Harold et Krokmou échangèrent un regard nostalgique. C'était à ce moment précis que tout avait changé entre eux. C'était là que leur confiance et leur amitié étaient nées.
Puis, finalement, un souffle chaud au dessus de lui l'arrêta net. Il se retourna et leva les yeux vers Krokmou. Il se recula un peu, impressionné, malgré la bienveillance de l'animal volant.
Puis, il tendit avec lenteur sa main. Il effectua un léger retrait comme la furie grogna un peu… Mais retenta encore le geste en détournant, cette fois, la tête et en fermant les yeux… En signe de respect, sans doute.
Les enfants écarquillèrent les yeux, à genoux, penchés en avant tant ils étaient impatients… Tant ils espéraient qu'Harold réussisse à toucher Krokmou.
Et, bien que cela soit moins évident, les adultes étaient tout aussi impatients.
Le viking immobilisa sa main à mi chemin… Donnant implicitement le choix au dragon.
Il y eut un moment de flottement alors que Krokmou regardait Harold et sa main ouverte, dans l'attente.
Puis, cela arriva. Krokmou avança sa tête et le posa contre la paume d'Harold dont le corps se relâcha… De soulagement et de contentement mêlés.
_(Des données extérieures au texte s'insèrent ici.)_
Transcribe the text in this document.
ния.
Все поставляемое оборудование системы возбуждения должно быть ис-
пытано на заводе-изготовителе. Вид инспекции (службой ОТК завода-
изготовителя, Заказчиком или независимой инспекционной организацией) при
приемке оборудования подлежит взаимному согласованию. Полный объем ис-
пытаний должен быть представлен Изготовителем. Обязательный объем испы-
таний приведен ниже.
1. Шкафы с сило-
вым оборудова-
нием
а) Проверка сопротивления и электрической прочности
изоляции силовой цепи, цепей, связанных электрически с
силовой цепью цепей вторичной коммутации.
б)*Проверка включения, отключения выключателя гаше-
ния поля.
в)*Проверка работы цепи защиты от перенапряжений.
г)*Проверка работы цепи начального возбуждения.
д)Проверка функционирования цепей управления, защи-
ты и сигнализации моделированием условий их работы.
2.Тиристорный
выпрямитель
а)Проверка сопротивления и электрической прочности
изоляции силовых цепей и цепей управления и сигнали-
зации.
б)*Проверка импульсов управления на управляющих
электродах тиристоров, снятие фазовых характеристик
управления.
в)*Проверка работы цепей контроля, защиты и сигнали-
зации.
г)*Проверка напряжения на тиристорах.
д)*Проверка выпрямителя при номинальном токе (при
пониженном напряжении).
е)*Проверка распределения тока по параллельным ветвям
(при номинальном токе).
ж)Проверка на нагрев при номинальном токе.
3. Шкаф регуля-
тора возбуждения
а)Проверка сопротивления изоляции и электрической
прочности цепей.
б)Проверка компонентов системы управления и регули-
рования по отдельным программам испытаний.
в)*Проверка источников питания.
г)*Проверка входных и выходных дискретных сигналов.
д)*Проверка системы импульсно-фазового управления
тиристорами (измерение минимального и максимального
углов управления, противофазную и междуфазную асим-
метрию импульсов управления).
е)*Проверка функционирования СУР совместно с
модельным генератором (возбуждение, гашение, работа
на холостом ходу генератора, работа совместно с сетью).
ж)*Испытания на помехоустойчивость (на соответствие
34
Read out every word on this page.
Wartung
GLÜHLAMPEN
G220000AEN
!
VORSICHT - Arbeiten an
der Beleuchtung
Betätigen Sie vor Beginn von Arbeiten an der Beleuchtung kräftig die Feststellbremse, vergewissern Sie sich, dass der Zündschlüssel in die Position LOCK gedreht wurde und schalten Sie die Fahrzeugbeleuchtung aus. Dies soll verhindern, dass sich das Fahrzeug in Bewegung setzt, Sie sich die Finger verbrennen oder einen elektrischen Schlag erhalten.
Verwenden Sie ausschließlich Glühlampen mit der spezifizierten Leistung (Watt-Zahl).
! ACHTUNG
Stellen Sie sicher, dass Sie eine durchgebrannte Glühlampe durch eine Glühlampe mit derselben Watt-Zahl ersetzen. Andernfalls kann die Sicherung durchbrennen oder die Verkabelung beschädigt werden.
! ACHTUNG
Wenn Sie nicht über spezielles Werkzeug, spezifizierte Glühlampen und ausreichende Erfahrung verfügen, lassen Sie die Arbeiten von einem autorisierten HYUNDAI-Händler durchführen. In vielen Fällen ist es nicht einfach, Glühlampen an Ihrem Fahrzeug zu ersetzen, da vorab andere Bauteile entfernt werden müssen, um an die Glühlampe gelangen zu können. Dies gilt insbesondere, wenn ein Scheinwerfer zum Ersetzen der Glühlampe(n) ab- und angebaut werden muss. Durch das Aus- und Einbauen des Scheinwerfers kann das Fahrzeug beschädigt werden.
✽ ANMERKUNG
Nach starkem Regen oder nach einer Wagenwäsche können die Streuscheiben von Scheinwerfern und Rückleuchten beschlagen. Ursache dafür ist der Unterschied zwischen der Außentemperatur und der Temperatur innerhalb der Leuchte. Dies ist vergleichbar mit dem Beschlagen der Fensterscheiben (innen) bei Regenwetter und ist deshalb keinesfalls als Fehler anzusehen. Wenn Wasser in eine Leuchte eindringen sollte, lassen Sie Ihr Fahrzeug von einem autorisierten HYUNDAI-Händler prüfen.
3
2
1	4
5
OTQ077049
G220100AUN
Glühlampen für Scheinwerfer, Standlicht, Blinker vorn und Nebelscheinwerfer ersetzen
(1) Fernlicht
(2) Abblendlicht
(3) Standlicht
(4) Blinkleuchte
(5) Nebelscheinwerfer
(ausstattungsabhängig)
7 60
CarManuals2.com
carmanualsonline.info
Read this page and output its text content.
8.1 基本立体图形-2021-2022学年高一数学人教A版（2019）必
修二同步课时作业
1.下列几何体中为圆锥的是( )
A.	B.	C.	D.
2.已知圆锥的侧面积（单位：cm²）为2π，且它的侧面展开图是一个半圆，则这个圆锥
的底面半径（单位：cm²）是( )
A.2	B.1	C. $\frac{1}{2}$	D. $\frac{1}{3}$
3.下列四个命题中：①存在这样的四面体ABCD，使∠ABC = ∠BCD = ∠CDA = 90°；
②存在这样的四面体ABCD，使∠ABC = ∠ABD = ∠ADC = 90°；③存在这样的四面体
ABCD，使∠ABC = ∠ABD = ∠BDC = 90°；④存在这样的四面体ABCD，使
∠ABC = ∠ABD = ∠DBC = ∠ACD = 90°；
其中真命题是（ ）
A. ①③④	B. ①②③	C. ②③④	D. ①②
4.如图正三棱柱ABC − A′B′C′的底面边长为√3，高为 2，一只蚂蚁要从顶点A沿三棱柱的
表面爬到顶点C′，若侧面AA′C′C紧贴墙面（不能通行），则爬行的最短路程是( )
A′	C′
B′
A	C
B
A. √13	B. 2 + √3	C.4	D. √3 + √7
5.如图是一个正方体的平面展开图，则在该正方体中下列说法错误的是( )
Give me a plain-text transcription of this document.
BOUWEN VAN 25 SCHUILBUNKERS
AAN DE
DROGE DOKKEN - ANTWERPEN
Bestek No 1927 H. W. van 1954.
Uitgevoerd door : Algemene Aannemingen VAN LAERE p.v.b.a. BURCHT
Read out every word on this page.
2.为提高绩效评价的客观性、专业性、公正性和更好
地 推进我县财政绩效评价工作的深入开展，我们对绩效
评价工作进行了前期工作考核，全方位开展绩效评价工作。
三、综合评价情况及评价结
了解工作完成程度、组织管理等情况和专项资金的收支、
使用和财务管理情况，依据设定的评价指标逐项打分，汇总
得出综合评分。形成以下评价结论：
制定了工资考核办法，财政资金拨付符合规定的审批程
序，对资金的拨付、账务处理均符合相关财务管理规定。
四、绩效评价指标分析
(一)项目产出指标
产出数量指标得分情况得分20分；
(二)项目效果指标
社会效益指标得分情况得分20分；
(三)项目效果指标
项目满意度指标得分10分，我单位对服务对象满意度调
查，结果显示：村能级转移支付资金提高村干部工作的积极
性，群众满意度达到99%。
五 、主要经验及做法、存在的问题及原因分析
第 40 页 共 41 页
Dans la salle, c'était le silence. Dragons et vikings respectaient ce moment unique pour le dragon et l'enfant… Mais aussi pour les deux peuples au complet.
Harold redressa la tête et regarda la furie. Celle-ci recula en douceur, secoua la tête et fila loin de Harold qui y fit à peine attention… Sous le choc et l'émerveillement.